I’ve just finished the Tour of C++ 2nd edition by Bjarne Stroustrpe. Below is a
quick glance over the book’s chapters, as well as what I liked/disliked.
Chapter 1: The Basics
- A quick tour of basic constructs. Previous C or C++ knowledge is assumed.
Chapter 2: User-Defined Types
- Explains user-defined types (struct’s, classes, enum’s and enum classes, and
unions.) using a basic Vector example.
Chapter 3: Modularity
- How C-inherited includes work, code separation, namespaces and the incoming
C++20 module feature.
- Exceptions and other error-handling approaches (contracts, asserts, static
asserts etc,.) as well as structured binding for function return values.
Chapter 4: Classes
- Different types of classes (concrete and abstract) and related features such
as inheritance and virtual functions.
Chapter 5: Essential Operations
- Copy and Move semantics, and how they relate to resource management.
- Defining and using operations (equality, comparisons, swap…) for containers
as well as user-defined literals.
Chapter 6: Templates
- How to use templates to express operations that apply to different argument types.
Chapter 7: Concepts and Generic Programming
- Follow-up to the templates chapter. How to obtain generic algorithms using
templates and the incoming Concepts feature.
Chapter 8: Library Overview
- A gloss-over of the standard-library, and the different headers and
abstractions that are provided.
Chapter 9: Strings and Regular Expressions
- Exposes the standard library’s strings and regex implementations.
Chapter 10: Input and Output
- How to conduct I/O operations in C++ iostream, instead of C-Style I/O.
- User-defined input/output operators, and file and String streams.
Chapter 11: Containers
- The most-used STL containers (vector, array, map, unordered_map…)
Chapter 12: Algorithms
- How to use the different iterator types.
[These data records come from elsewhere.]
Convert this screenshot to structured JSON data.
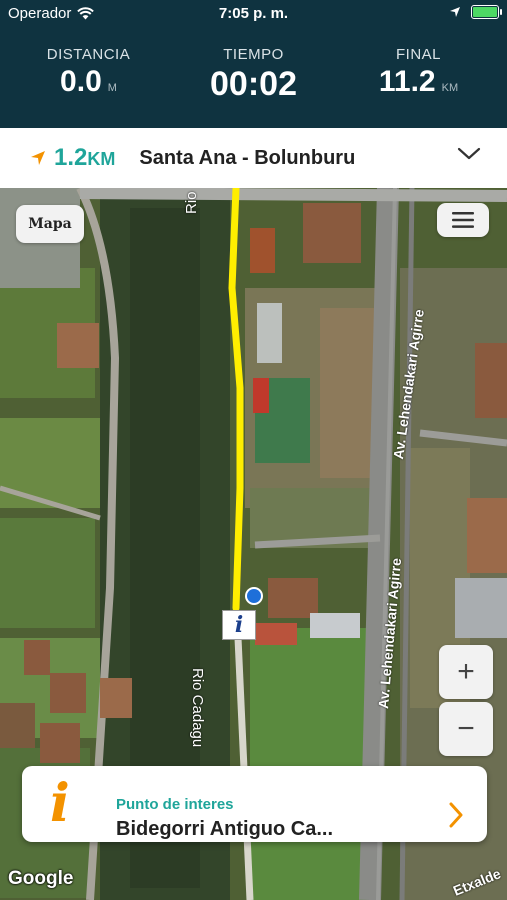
{
  "status": {
    "carrier": "Operador",
    "time": "7:05 p. m."
  },
  "stats": {
    "distance_label": "DISTANCIA",
    "distance_value": "0.0",
    "distance_unit": "M",
    "time_label": "TIEMPO",
    "time_value": "00:02",
    "final_label": "FINAL",
    "final_value": "11.2",
    "final_unit": "KM"
  },
  "route": {
    "distance_value": "1.2",
    "distance_unit": "KM",
    "name": "Santa Ana - Bolunburu"
  },
  "map": {
    "map_button_label": "Mapa",
    "zoom_in_label": "+",
    "zoom_out_label": "−",
    "labels": {
      "river_top": "Rio",
      "river_bottom": "Rio Cadagu",
      "street_upper": "Av. Lehendakari Agirre",
      "street_lower": "Av. Lehendakari Agirre",
      "street_bottom_right": "Etxalde",
      "google": "Google"
    },
    "poi_marker": "i"
  },
  "poi_card": {
    "category": "Punto de interes",
    "title": "Bidegorri Antiguo Ca..."
  },
  "colors": {
    "header_bg": "#0f3340",
    "accent_teal": "#1fa59a",
    "accent_orange": "#f39200",
    "route_line": "#ffee00"
  }
}
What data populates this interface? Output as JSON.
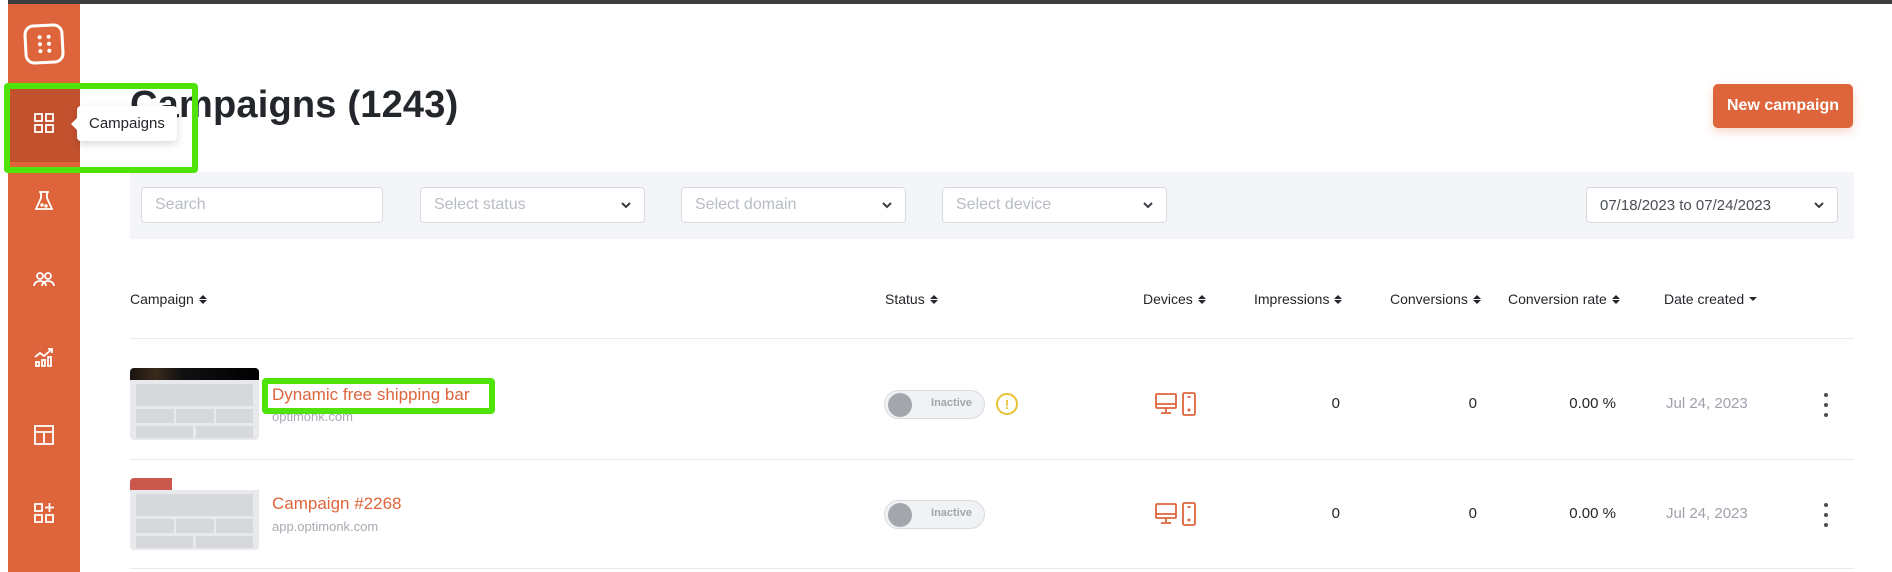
{
  "sidebar": {
    "items": [
      {
        "name": "campaigns",
        "icon": "grid-icon",
        "active": true
      },
      {
        "name": "experiments",
        "icon": "flask-icon",
        "active": false
      },
      {
        "name": "subscribers",
        "icon": "users-icon",
        "active": false
      },
      {
        "name": "analytics",
        "icon": "chart-icon",
        "active": false
      },
      {
        "name": "templates",
        "icon": "layout-icon",
        "active": false
      },
      {
        "name": "integrations",
        "icon": "add-apps-icon",
        "active": false
      }
    ],
    "tooltip": "Campaigns"
  },
  "header": {
    "title": "Campaigns (1243)",
    "new_campaign_label": "New campaign"
  },
  "filters": {
    "search_placeholder": "Search",
    "status_placeholder": "Select status",
    "domain_placeholder": "Select domain",
    "device_placeholder": "Select device",
    "date_range": "07/18/2023 to 07/24/2023"
  },
  "table": {
    "columns": [
      "Campaign",
      "Status",
      "Devices",
      "Impressions",
      "Conversions",
      "Conversion rate",
      "Date created"
    ],
    "rows": [
      {
        "name": "Dynamic free shipping bar",
        "domain": "optimonk.com",
        "status": "Inactive",
        "warning": "!",
        "devices": [
          "desktop",
          "mobile"
        ],
        "impressions": "0",
        "conversions": "0",
        "conversion_rate": "0.00 %",
        "date_created": "Jul 24, 2023"
      },
      {
        "name": "Campaign #2268",
        "domain": "app.optimonk.com",
        "status": "Inactive",
        "devices": [
          "desktop",
          "mobile"
        ],
        "impressions": "0",
        "conversions": "0",
        "conversion_rate": "0.00 %",
        "date_created": "Jul 24, 2023"
      }
    ]
  },
  "colors": {
    "brand": "#dd643b",
    "brand_dark": "#c2512e",
    "highlight": "#4fe30a",
    "warning": "#e8c334"
  }
}
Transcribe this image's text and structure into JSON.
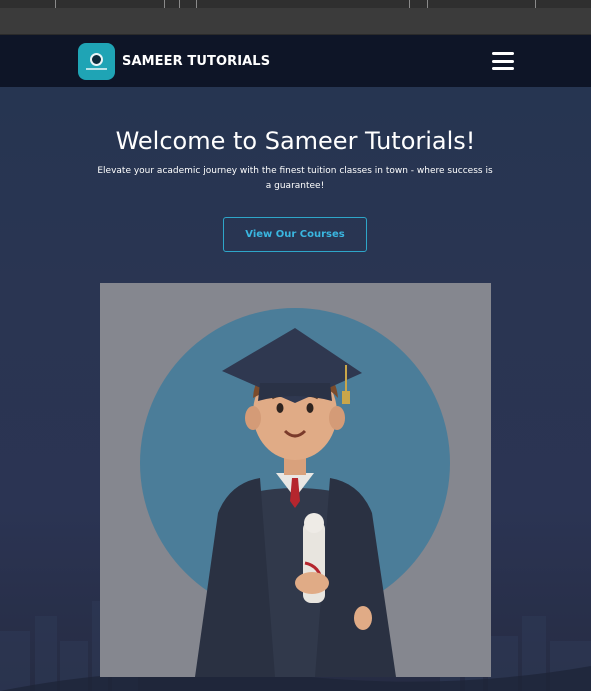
{
  "navbar": {
    "brand_name": "SAMEER TUTORIALS",
    "logo_icon": "school-logo-icon",
    "menu_icon": "hamburger-menu-icon"
  },
  "hero": {
    "title": "Welcome to Sameer Tutorials!",
    "subtitle": "Elevate your academic journey with the finest tuition classes in town - where success is a guarantee!",
    "cta_label": "View Our Courses",
    "illustration": "graduate-student-illustration"
  },
  "colors": {
    "navbar_bg": "#0e1527",
    "hero_bg": "#263551",
    "accent": "#2ea6c9",
    "logo_bg": "#1fa4b5"
  }
}
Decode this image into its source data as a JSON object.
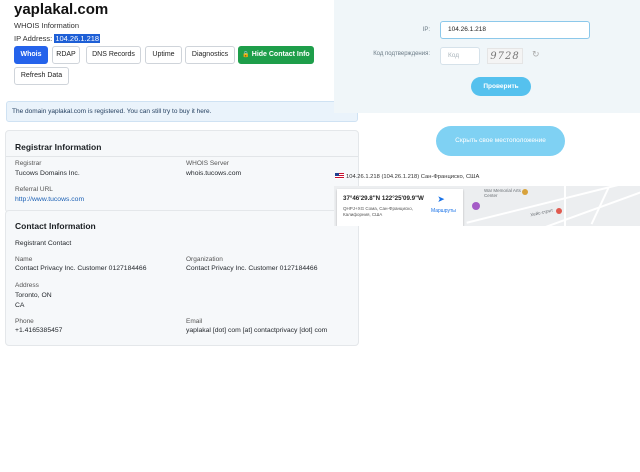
{
  "header": {
    "title": "yaplakal.com",
    "subtitle": "WHOIS Information",
    "ip_label": "IP Address:",
    "ip_value": "104.26.1.218"
  },
  "tabs": [
    {
      "label": "Whois"
    },
    {
      "label": "RDAP"
    },
    {
      "label": "DNS Records"
    },
    {
      "label": "Uptime"
    },
    {
      "label": "Diagnostics"
    },
    {
      "label": "Hide Contact Info"
    },
    {
      "label": "Refresh Data"
    }
  ],
  "notice": {
    "text": "The domain yaplakal.com is registered. You can still try to buy it here."
  },
  "registrar": {
    "title": "Registrar Information",
    "registrar_label": "Registrar",
    "registrar_value": "Tucows Domains Inc.",
    "whois_label": "WHOIS Server",
    "whois_value": "whois.tucows.com",
    "referral_label": "Referral URL",
    "referral_value": "http://www.tucows.com"
  },
  "contact": {
    "title": "Contact Information",
    "section": "Registrant Contact",
    "name_label": "Name",
    "name_value": "Contact Privacy Inc. Customer 0127184466",
    "org_label": "Organization",
    "org_value": "Contact Privacy Inc. Customer 0127184466",
    "address_label": "Address",
    "address_line1": "Toronto, ON",
    "address_line2": "CA",
    "phone_label": "Phone",
    "phone_value": "+1.4165385457",
    "email_label": "Email",
    "email_value": "yaplakal [dot] com [at] contactprivacy [dot] com"
  },
  "geo": {
    "ip_label": "IP:",
    "ip_value": "104.26.1.218",
    "captcha_label": "Код подтверждения:",
    "captcha_placeholder": "Код",
    "captcha_text": "9728",
    "check_button": "Проверить",
    "hide_button": "Скрыть свое местоположение",
    "location_text": "104.26.1.218 (104.26.1.218) Сан-Франциско, США"
  },
  "map": {
    "coords": "37°46'29.8\"N 122°25'09.9\"W",
    "address": "QHPJ+XG Сома, Сан-Франциско, Калифорния, США",
    "route_label": "Маршруты",
    "street_label": "Хейс-стрит",
    "poi_label": "War Memorial Arts Center"
  },
  "colors": {
    "primary": "#2563eb",
    "success": "#1e9e4a",
    "geo_button": "#55c1ee",
    "geo_bg": "#f0f6f9"
  }
}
- A quick look at some algorithms provided by the standard library (for_each(), find(), find_if()…)
Chapter 13: Utilities
- Anything that didn’t fit elsewhere (Resource Management with smart pointers,
Custom allocators, variant/optional/any alternatives, function adaption with
lambda’s/mem_fn/function() etc,.)
Chapter 14: Numerics
- A quick look at the mathematical functions, numeric limits and random-numbers generation.
Chapter 15: Concurrency
- The different concurrency features (threads, shared/unique locks, condition
variables, future/promise, async())
Chapter 16: History and Compatibility
- The history and evolution of C++.
- How C and C++ relate to each other, and their incompatibilities.
Here are some opinions about the book:
- This book is not an introduction to C++, contrary to advice you may find on
the internet. The book is better seen as: Here are a billion of things you
don’t know about modern C++. Look for explanations, rationales and use cases
elsewhere.
- The quick advice points at each chapters (with mentions to the C++ Core
Guidelines.) They were worth re-reading after I finished the book, and
further investigating
- It would have been better if the author mentioned to which of the 11/14/17
standards each discussed feature belonged. They only did so for the C++20
features such as modules.
- Chapters 6 and 7 (about templates and generic programming) were lackluster.
Ironically, these were the ones that I was looking forward to.
- I specifically liked the last chapter about the history and evolution of C++,
which shed the light on the rationale behind the inclusion of various C++
features, and the way they behave.
- The chapter about concurrency was particularly very-well laid-out and easy to
follow.
- I wish that the author provided more real-world anecdotes, such as the one
about pool allocators. This would have given better appreciation of the
discussed features, especially the newly introduced ones.